All of this across 130 tasks, in 38 languages.

50 embedding models, including multimodal large language models (MLLMs) and CLIP-style models, were evaluated across MIEB tasks.

Spoiler: There’s No Supermodel (Yet)

One of MIEB’s most important findings? No single model dominates.

CLIP-style models dominate in traditional tasks like classification and retrieval. These models are trained with huge batch sizes on massive amounts of web image-text pairs.

MLLM-based models (like E5-V and Voyage) shine in document understanding, OCR-heavy tasks, and multilingual settings. These models are able to leverage their strong LLM backbone for reasoning; in their generative training stage, the LLM backbone is trained to leverage interleaved information provided by vision encoders (e.g. through training on OCR tasks etc). Such abilities are activated through lightweight contrastive learning.

But every model has blind spots—especially when it comes to reasoning, interleaved embeddings, or confounders. A promising path we see by benchmarking 50+ models on MIEB is to take the best of both worlds: merge the training paradigm of CLIP-style models, and leverage the inherent foundational reasoning abilities and interleaved input processing abilities of MLLMs.

Why MIEB Matters Now

We’re in the age of foundation models. But foundations need pressure-testing. MIEB isn’t just another benchmark—it’s a stress test for the next generation of vision models. It reveals hidden strengths, uncovers brittle weak points, and offers something the field desperately needs: clarity.

GPU Poor? We got you covered.

Covering only 51 tasks, MIEB-lite serves as a lightweight benchmark and requires as low as 18% of the GPU-hours as MIEB does, yet still preserves model ranking. For instance, running CLIP base-patch-32 on the full MIEB takes 16.6 hours on an NVIDIA H100, while running MIEB-lite only takes 4.5 hours. MIEB-lite is produced by:

  1. Discarding highly correlated tasks from pair-wise task correlations,
  2. Balancing selections from UMAP+DBSCAN task clusters, and
  3. Keeping only the lightweight tasks.

How to use MIEB in your work

MIEB is integrated into the MTEB library. If you’re already familiar with how MTEB works, then run any task and model the same way!

MIEB is also easily extensible to support custom tasks and custom model implementations.

🛠️Run MIEB in 2 lines via CLI

You can run MIEB via the MTEB CLI.

First, install mteb

pip install mteb[image]

Then, run the benchmark with a selected model:

mteb run -b ‘MIEB(Multilingual)’ -m openai/clip-vit-base-patch16

🧪 Run MIEB in Python

Similarly, running the benchmark can be done in Python in 3 main steps: 1) Select the tasks, load the model, and run the evaluation.

  1. Select the whole benchmark
import mteb

tasks = mteb.get_benchmarks("MIEB(Multilingual)")
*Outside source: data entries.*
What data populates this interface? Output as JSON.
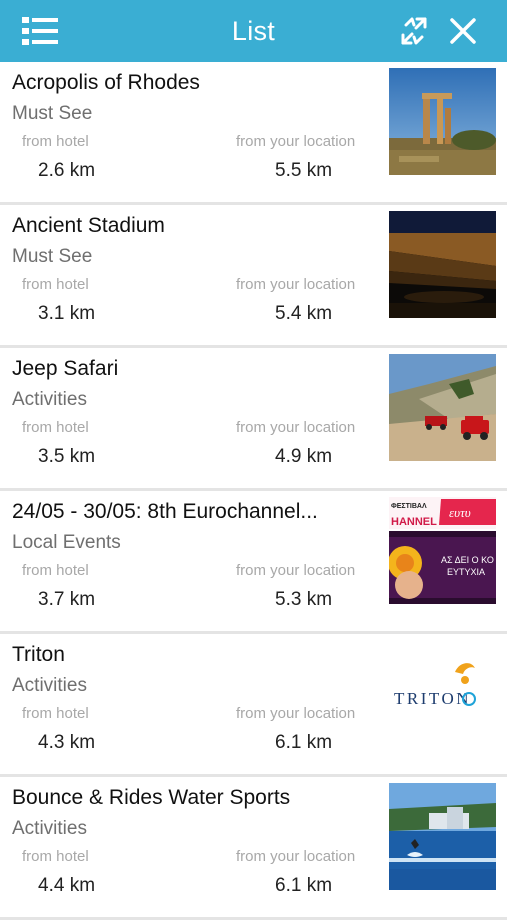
{
  "header": {
    "title": "List",
    "menu_icon": "menu-list-icon",
    "sort_icon": "sort-arrows-icon",
    "close_icon": "close-icon",
    "background": "#3aaed3"
  },
  "labels": {
    "from_hotel": "from hotel",
    "from_location": "from your location"
  },
  "items": [
    {
      "name": "Acropolis of Rhodes",
      "category": "Must See",
      "from_hotel": "2.6 km",
      "from_location": "5.5 km",
      "thumbnail": "ruins-photo"
    },
    {
      "name": "Ancient Stadium",
      "category": "Must See",
      "from_hotel": "3.1 km",
      "from_location": "5.4 km",
      "thumbnail": "stadium-night-photo"
    },
    {
      "name": "Jeep Safari",
      "category": "Activities",
      "from_hotel": "3.5 km",
      "from_location": "4.9 km",
      "thumbnail": "jeeps-photo"
    },
    {
      "name": "24/05 - 30/05: 8th Eurochannel...",
      "category": "Local Events",
      "from_hotel": "3.7 km",
      "from_location": "5.3 km",
      "thumbnail": "festival-poster",
      "poster_text": {
        "top_left": "ΦΕΣΤΙΒΑΛ",
        "channel": "HANNEL",
        "brand": "ευτυ",
        "line1": "ΑΣ ΔΕΙ Ο ΚΟ",
        "line2": "ΕΥΤΥΧΙΑ"
      }
    },
    {
      "name": "Triton",
      "category": "Activities",
      "from_hotel": "4.3 km",
      "from_location": "6.1 km",
      "thumbnail": "triton-logo",
      "logo_text": "TRITON"
    },
    {
      "name": "Bounce & Rides Water Sports",
      "category": "Activities",
      "from_hotel": "4.4 km",
      "from_location": "6.1 km",
      "thumbnail": "watersports-photo"
    }
  ]
}
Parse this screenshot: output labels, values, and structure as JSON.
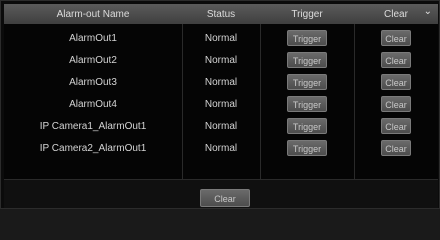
{
  "table": {
    "headers": {
      "name": "Alarm-out Name",
      "status": "Status",
      "trigger": "Trigger",
      "clear": "Clear"
    },
    "rows": [
      {
        "name": "AlarmOut1",
        "status": "Normal",
        "trigger_label": "Trigger",
        "clear_label": "Clear"
      },
      {
        "name": "AlarmOut2",
        "status": "Normal",
        "trigger_label": "Trigger",
        "clear_label": "Clear"
      },
      {
        "name": "AlarmOut3",
        "status": "Normal",
        "trigger_label": "Trigger",
        "clear_label": "Clear"
      },
      {
        "name": "AlarmOut4",
        "status": "Normal",
        "trigger_label": "Trigger",
        "clear_label": "Clear"
      },
      {
        "name": "IP Camera1_AlarmOut1",
        "status": "Normal",
        "trigger_label": "Trigger",
        "clear_label": "Clear"
      },
      {
        "name": "IP Camera2_AlarmOut1",
        "status": "Normal",
        "trigger_label": "Trigger",
        "clear_label": "Clear"
      }
    ]
  },
  "footer": {
    "clear_all_label": "Clear"
  },
  "icons": {
    "header_chevron": "chevron-down-icon"
  },
  "colors": {
    "background": "#0b0b0b",
    "header": "#4d4d4d",
    "button": "#5a5a5a",
    "text": "#d4d4d4"
  }
}
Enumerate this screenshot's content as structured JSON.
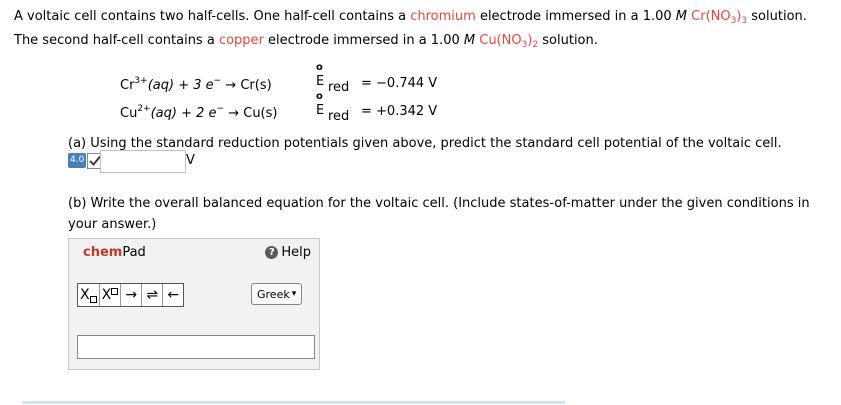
{
  "intro": {
    "l1_a": "A voltaic cell contains two half-cells. One half-cell contains a ",
    "l1_metal": "chromium",
    "l1_b": " electrode immersed in a 1.00 ",
    "l1_M": "M",
    "l1_c": " Cr(NO",
    "l1_sub1": "3",
    "l1_d": ")",
    "l1_sub2": "3",
    "l1_e": " solution.",
    "l2_a": "The second half-cell contains a ",
    "l2_metal": "copper",
    "l2_b": " electrode immersed in a 1.00 ",
    "l2_M": "M",
    "l2_c": " Cu(NO",
    "l2_sub1": "3",
    "l2_d": ")",
    "l2_sub2": "2",
    "l2_e": " solution."
  },
  "reactions": [
    {
      "ion": "Cr",
      "charge": "3+",
      "rest": "(aq) + 3 e",
      "minus": "−",
      "arrow": " → Cr(s)",
      "e_label": "E",
      "deg": "o",
      "red": "red",
      "value": "= −0.744 V"
    },
    {
      "ion": "Cu",
      "charge": "2+",
      "rest": "(aq) + 2 e",
      "minus": "−",
      "arrow": " → Cu(s)",
      "e_label": "E",
      "deg": "o",
      "red": "red",
      "value": "= +0.342 V"
    }
  ],
  "part_a": {
    "question": "(a) Using the standard reduction potentials given above, predict the standard cell potential of the voltaic cell.",
    "points": "4.0",
    "answer": "",
    "unit": "V"
  },
  "part_b": {
    "question_l1": "(b) Write the overall balanced equation for the voltaic cell. (Include states-of-matter under the given conditions in",
    "question_l2": "your answer.)"
  },
  "chempad": {
    "title_a": "chem",
    "title_b": "Pad",
    "help": "Help",
    "toolbar": {
      "sub": "X",
      "sup": "X",
      "arrow": "→",
      "equilibrium": "⇌",
      "back": "←"
    },
    "greek": "Greek",
    "greek_caret": "▾",
    "input_value": ""
  },
  "colors": {
    "highlight": "#e8453c",
    "chem": "#c0392b",
    "badge": "#4a7fb6"
  }
}
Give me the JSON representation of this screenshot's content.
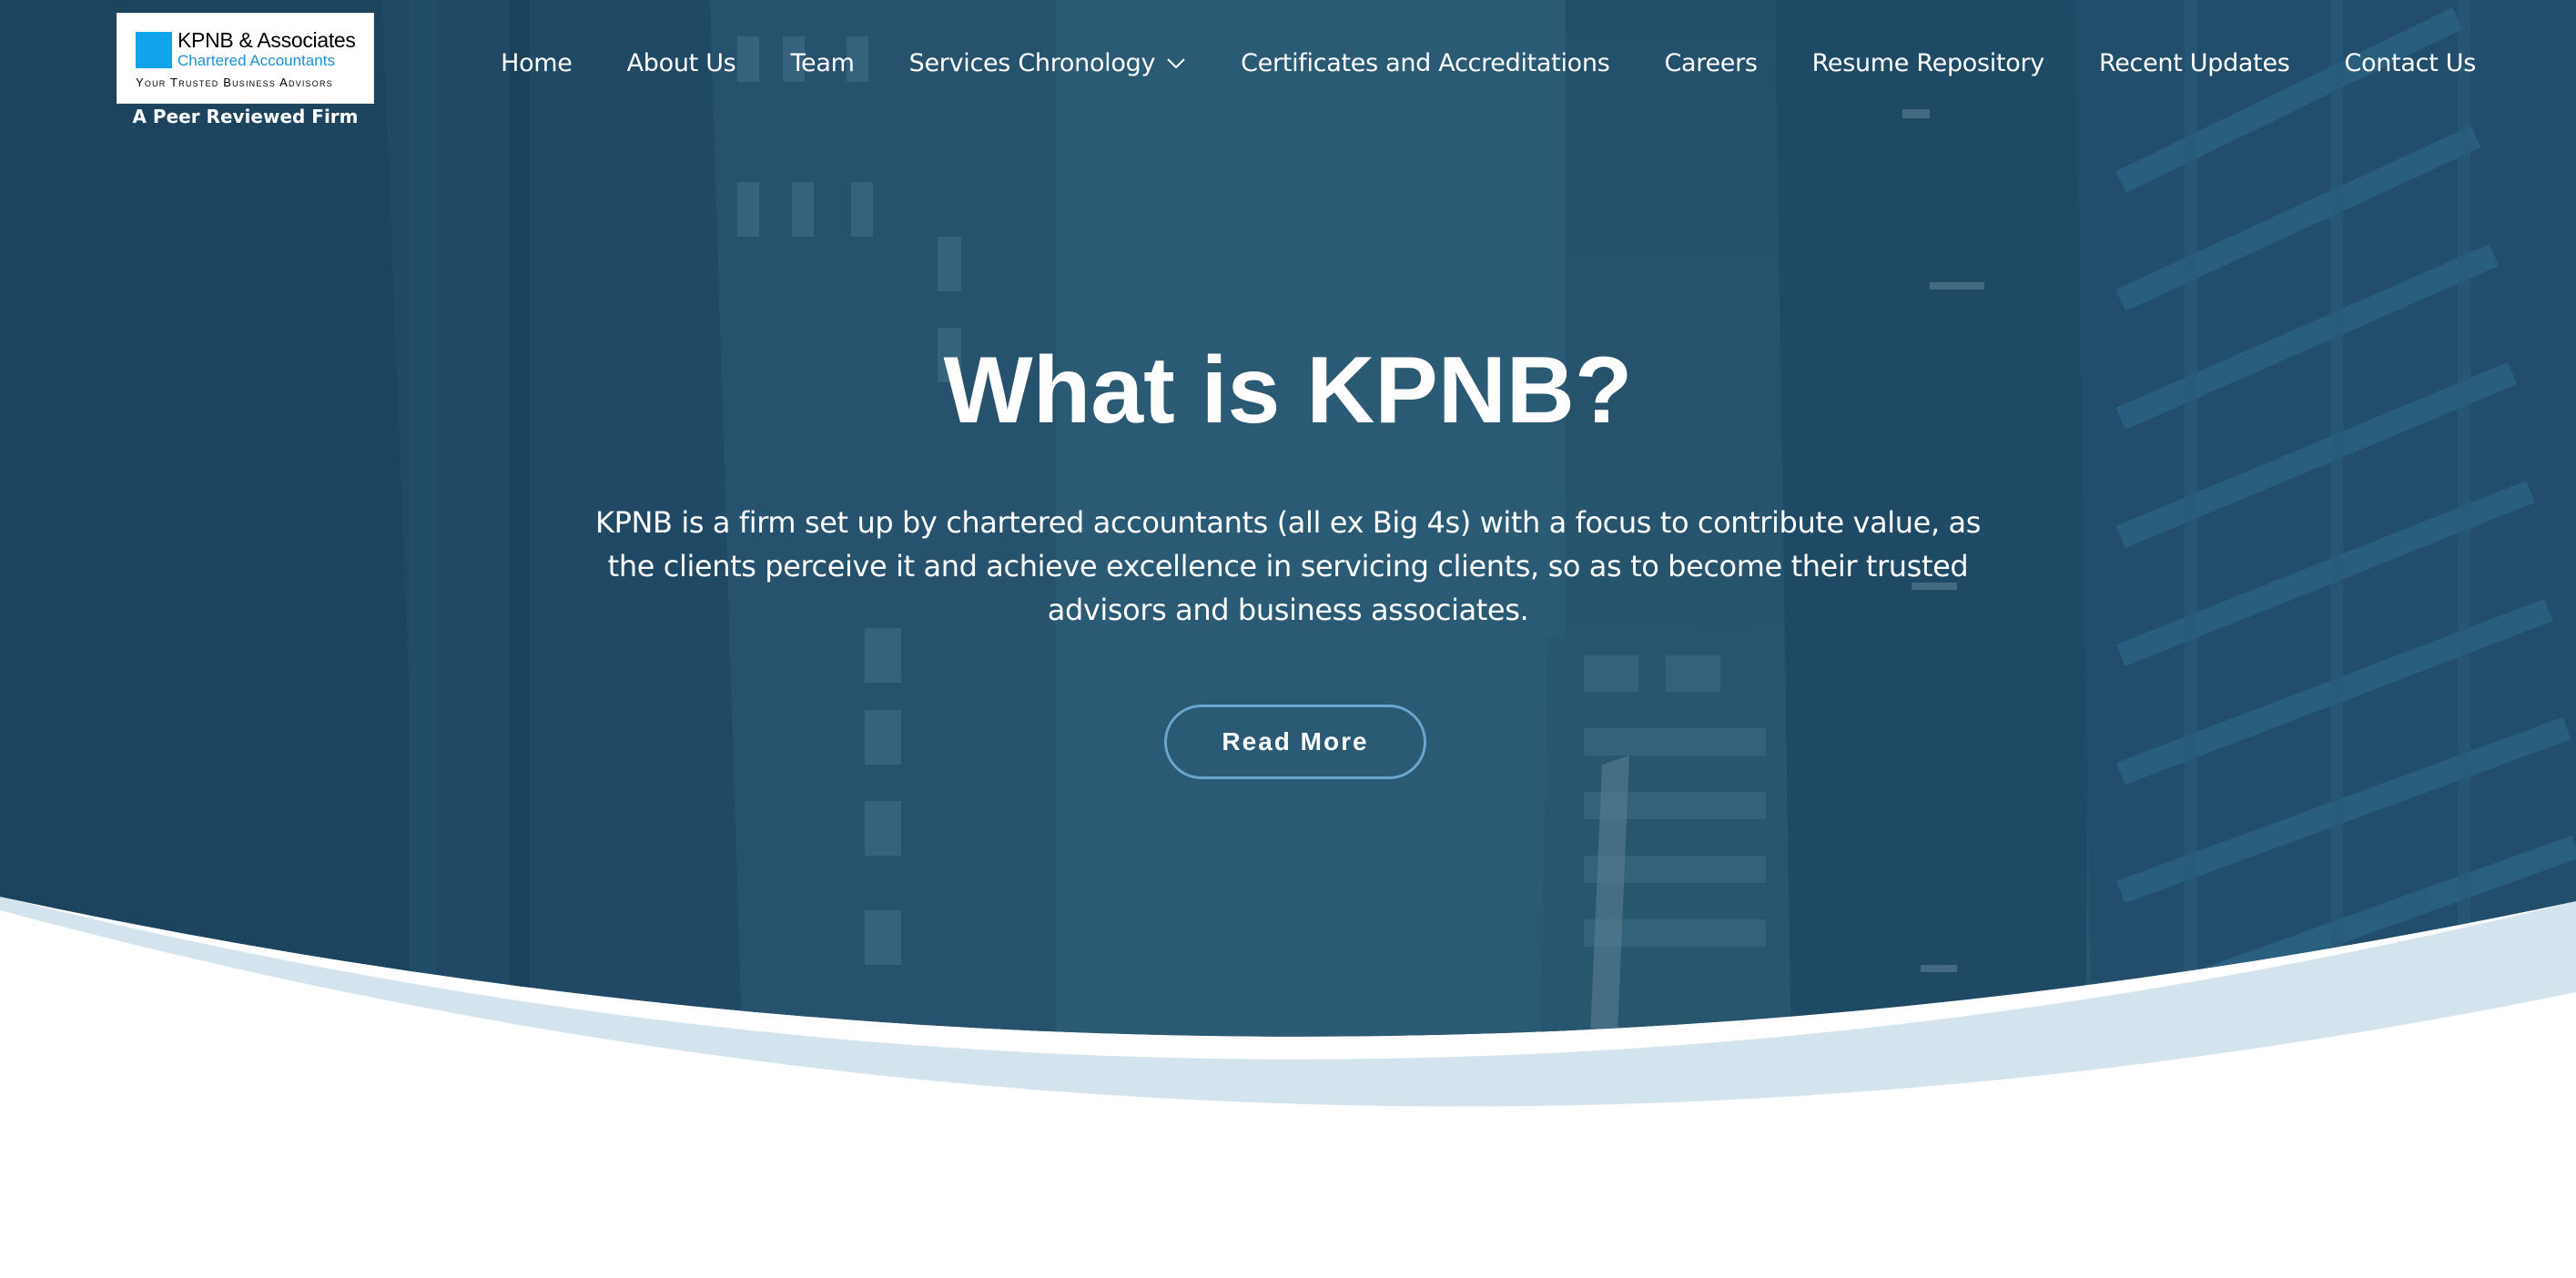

Alternatively, select a single task:

tasks = mteb.get_tasks(tasks=["CIFAR10ZeroShot"])

Or select tasks by categories:

tasks = mteb.get_tasks(task_types=["Compositionality"])
  1. Load a Model:
model_name = "laion/CLIP-ViT-L-14-laion2B-s32B-b82K"
model = mteb.get_model(model_name=model_name)
  1. Run the Evaluation:
evaluation = mteb.MTEB(tasks=tasks)
results = evaluation.run(model)

Extending MIEB with custom tasks and custom models

MIEB is designed to be extensible from day 1. A new instance of existing task categories and existing models can easily be added. Adding a new task category or model only requires a few more steps. For more details, see the worked example in the documentation.